Last week’s decision by the government to reschedule the premium payable by developers to the National Highways Authority of India (NHAI) is aimed at giving jammed road projects a new lease of life. The decision to reschedule the premium arose out of the fact that many developers quoted a hefty premium to win orders, as competition increased between fiscal years 2012 and 2013, which led to some projects turning financially unviable.

 

No doubt, the decision to reschedule will not change the profile of projects overnight. Analysts’ data indicates that more than 80% of the build-operate-transfer (BOT) projects awarded in fiscals 2012 and 2013 have not started construction yet.
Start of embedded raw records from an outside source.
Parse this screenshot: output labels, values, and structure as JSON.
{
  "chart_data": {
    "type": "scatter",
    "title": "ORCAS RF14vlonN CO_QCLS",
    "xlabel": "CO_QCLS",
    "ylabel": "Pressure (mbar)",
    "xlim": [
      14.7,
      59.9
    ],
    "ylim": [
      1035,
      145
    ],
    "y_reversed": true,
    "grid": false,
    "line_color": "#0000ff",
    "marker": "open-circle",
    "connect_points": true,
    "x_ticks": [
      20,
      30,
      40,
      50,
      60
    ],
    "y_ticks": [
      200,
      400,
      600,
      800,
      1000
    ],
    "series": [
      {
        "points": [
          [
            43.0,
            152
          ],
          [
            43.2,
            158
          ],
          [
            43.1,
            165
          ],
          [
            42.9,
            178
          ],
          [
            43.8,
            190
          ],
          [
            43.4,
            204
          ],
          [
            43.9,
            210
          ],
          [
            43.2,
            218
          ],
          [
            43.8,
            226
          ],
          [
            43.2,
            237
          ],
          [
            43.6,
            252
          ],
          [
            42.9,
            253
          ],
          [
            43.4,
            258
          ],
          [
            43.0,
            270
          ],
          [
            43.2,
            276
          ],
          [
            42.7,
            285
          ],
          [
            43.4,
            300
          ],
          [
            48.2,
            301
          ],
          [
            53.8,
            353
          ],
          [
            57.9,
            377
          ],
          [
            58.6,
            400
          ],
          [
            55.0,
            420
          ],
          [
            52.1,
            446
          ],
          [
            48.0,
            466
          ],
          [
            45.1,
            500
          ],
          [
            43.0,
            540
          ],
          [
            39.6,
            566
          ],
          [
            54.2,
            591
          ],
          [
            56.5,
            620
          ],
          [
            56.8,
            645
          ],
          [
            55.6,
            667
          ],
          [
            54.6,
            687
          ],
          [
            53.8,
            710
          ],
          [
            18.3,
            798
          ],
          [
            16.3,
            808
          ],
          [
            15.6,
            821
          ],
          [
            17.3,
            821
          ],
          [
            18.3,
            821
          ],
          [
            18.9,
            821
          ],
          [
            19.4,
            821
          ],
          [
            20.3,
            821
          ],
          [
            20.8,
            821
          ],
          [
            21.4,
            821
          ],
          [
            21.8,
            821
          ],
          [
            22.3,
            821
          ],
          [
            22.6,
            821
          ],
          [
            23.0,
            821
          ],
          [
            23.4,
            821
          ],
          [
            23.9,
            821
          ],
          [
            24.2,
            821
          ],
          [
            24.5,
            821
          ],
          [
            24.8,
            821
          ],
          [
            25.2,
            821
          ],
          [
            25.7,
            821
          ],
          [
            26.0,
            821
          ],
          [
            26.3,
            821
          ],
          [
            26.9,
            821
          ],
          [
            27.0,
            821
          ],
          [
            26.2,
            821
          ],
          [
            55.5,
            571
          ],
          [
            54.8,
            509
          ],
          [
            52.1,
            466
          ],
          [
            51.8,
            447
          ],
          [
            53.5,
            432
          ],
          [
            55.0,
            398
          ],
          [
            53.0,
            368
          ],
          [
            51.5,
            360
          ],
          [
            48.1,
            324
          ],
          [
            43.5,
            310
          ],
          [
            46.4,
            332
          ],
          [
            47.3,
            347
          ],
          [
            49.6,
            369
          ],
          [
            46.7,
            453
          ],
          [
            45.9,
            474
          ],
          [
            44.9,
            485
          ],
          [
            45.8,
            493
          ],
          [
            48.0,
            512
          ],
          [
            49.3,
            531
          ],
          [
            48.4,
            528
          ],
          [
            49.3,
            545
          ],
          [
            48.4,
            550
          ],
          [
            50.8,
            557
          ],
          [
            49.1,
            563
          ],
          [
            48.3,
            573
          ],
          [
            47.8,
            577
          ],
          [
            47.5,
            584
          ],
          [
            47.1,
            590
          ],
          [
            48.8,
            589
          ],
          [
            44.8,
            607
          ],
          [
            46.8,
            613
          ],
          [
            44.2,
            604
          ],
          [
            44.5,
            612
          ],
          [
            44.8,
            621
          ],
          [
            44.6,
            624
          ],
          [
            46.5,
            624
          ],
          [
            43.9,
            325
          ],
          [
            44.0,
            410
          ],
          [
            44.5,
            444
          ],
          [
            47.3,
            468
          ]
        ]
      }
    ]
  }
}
It is now widely known that land acquisition and environmental clearances, highly leveraged balance sheets, poor cash flows on existing projects and high interest rates are key reasons for a slowdown in the roads sector.

 

Around 23 projects caught in a quagmire will be examined on a case-to-case basis. However, a note by Citi Research says that one of the conditions to ensure smooth payments by developers after rescheduling is that the firms should furnish bank guarantees. “Given the tightening lending standards to road projects and leveraged balance sheet of developers, it may be difficult to furnish the bank guarantee,” it says.

 

As has been the case during the past several quarters, the September quarter too will see earnings of most infrastructure firms including roads being weighed down by high interest and depreciation costs. A report by IDBI Capital Market Services Ltd expects companies such as Hindustan Construction Co. Ltdand IVRCL Ltd to be in the red during the September quarter. And, others such as Simplex Infrastructures Ltd, Nagarjuna Construction Co. Ltd and IRB Infrastructures Developers Ltd are likely to see a decline in earnings compared to the year-ago period. Revenue expansion is likely in some cases where execution is on track.

 

But analysts’ data reveals that against a normal road completion time of 48 months, most projects awarded in fiscal 2009-10 are complete to the extent of only 50-60%.

 

Complicating the imbroglio is the fall in order inflows, which could get worse in the near term, given that elections typically see major decisions being postponed. This would stymie revenue expansion too. This fiscal year till date, NHAI has awarded only 479km of road projects costing Rs.2,700 crore, compared to the road ministry’s target of 5,000km of both EPC and BOT projects. EPC stands for engineering, procurement and construction.

 

Now, the orders that have already been given can mean healthy order book for some firms, giving decent revenue visibility for the next one or two years. Among the mid-sized firms, Sadbhav Engineering Ltd and Ashok Buildcon Ltd are better off than some of their peers.

 

 

The government’s desire to give a push to infrastructure projects may result in some relief from the problems of poor order inflows and low financial viability of existing projects. But the pace leaves a lot to be desired and it may be many more quarters before actual and substantial movement is visible. For now, nothing seems to have changed for the roads sector.